Wrist Braces and Elbow Straps
Wrist braces and elbow straps are used to rest the painful tendon to allow healing. Preventing movement for long periods of time, however, is detrimental to tendon healing. As you have now learned-tendons need non-painful, repetitive movement to stimulate healing and increase strength. A brace or strap may be appropriate when having to perform tasks that will increase pain (E.g. shoveling snow, construction work, and extended periods of computer work). But, a long period of use is not recommended. Speak with your physical therapist regarding what is the appropriate amount of use for you.

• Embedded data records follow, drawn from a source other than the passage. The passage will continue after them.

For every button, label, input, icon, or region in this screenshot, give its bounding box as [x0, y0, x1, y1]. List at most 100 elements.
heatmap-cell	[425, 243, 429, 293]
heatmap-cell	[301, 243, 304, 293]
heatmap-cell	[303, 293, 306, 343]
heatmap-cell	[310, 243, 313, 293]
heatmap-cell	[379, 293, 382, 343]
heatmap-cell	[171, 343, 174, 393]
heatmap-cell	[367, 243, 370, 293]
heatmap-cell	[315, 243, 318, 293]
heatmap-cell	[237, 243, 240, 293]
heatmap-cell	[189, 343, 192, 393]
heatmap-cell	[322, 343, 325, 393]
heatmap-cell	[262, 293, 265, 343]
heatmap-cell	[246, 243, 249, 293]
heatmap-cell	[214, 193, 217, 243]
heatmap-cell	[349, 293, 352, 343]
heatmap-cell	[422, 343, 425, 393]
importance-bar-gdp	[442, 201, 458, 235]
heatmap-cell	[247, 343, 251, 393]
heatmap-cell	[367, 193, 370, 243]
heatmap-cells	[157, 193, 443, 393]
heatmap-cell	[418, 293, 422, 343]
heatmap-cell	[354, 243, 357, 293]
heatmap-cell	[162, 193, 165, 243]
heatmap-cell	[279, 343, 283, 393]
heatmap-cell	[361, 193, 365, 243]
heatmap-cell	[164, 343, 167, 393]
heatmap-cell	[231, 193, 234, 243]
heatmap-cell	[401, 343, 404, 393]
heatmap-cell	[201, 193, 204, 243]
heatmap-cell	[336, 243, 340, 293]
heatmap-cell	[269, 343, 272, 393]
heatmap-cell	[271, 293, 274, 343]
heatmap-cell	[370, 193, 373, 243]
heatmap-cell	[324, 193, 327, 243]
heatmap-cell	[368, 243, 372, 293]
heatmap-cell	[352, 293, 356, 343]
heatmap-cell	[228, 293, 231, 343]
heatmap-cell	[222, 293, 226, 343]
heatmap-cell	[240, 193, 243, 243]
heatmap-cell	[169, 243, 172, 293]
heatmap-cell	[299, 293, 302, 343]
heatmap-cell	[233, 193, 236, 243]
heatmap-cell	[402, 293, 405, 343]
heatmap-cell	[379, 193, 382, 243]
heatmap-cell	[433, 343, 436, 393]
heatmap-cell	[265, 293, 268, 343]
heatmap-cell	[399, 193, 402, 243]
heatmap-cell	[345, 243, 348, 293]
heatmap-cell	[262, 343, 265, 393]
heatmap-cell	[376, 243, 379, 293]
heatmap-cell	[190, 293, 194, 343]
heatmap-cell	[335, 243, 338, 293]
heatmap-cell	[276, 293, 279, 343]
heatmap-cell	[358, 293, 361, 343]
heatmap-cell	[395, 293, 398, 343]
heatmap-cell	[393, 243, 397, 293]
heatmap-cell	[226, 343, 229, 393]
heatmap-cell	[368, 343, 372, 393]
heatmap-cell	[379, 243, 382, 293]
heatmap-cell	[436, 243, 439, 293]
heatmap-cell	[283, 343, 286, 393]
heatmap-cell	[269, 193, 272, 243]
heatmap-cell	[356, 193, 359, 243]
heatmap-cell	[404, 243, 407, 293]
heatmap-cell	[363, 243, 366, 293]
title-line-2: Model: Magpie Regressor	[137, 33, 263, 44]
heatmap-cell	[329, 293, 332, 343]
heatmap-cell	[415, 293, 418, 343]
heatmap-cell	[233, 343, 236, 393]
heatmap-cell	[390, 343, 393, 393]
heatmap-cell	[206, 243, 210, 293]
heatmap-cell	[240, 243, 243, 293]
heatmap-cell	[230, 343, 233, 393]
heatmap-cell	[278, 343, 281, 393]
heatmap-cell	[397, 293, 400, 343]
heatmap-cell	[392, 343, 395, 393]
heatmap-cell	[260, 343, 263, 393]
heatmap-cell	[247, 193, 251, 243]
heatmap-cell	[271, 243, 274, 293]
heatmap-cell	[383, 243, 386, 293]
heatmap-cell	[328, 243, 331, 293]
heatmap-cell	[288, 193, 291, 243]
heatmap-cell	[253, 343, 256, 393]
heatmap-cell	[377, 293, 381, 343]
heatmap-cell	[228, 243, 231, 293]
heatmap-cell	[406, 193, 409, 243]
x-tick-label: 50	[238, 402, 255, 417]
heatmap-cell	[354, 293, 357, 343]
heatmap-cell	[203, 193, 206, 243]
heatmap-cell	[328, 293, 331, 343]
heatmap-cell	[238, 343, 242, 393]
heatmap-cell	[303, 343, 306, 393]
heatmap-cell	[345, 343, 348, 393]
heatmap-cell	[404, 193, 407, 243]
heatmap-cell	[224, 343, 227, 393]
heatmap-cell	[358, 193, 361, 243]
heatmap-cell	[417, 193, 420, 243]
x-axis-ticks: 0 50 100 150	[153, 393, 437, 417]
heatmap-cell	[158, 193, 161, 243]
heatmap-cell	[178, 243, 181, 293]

Tennis elbow/lateral epicondylosis is not strictly a sports-related injury. If you believe that you have this condition, see your physician as soon as possible in order to be referred to physical therapy. Modified exercises are the best form of treatment. Other commonly prescribed treatments can actually make your condition worse. Fully resolving the pain may take 3-6 months. However, that time can be dramatically lessened with the right rehabilitation program. Your physical therapist will also be able to teach you how to manage your condition while on the road to recovery.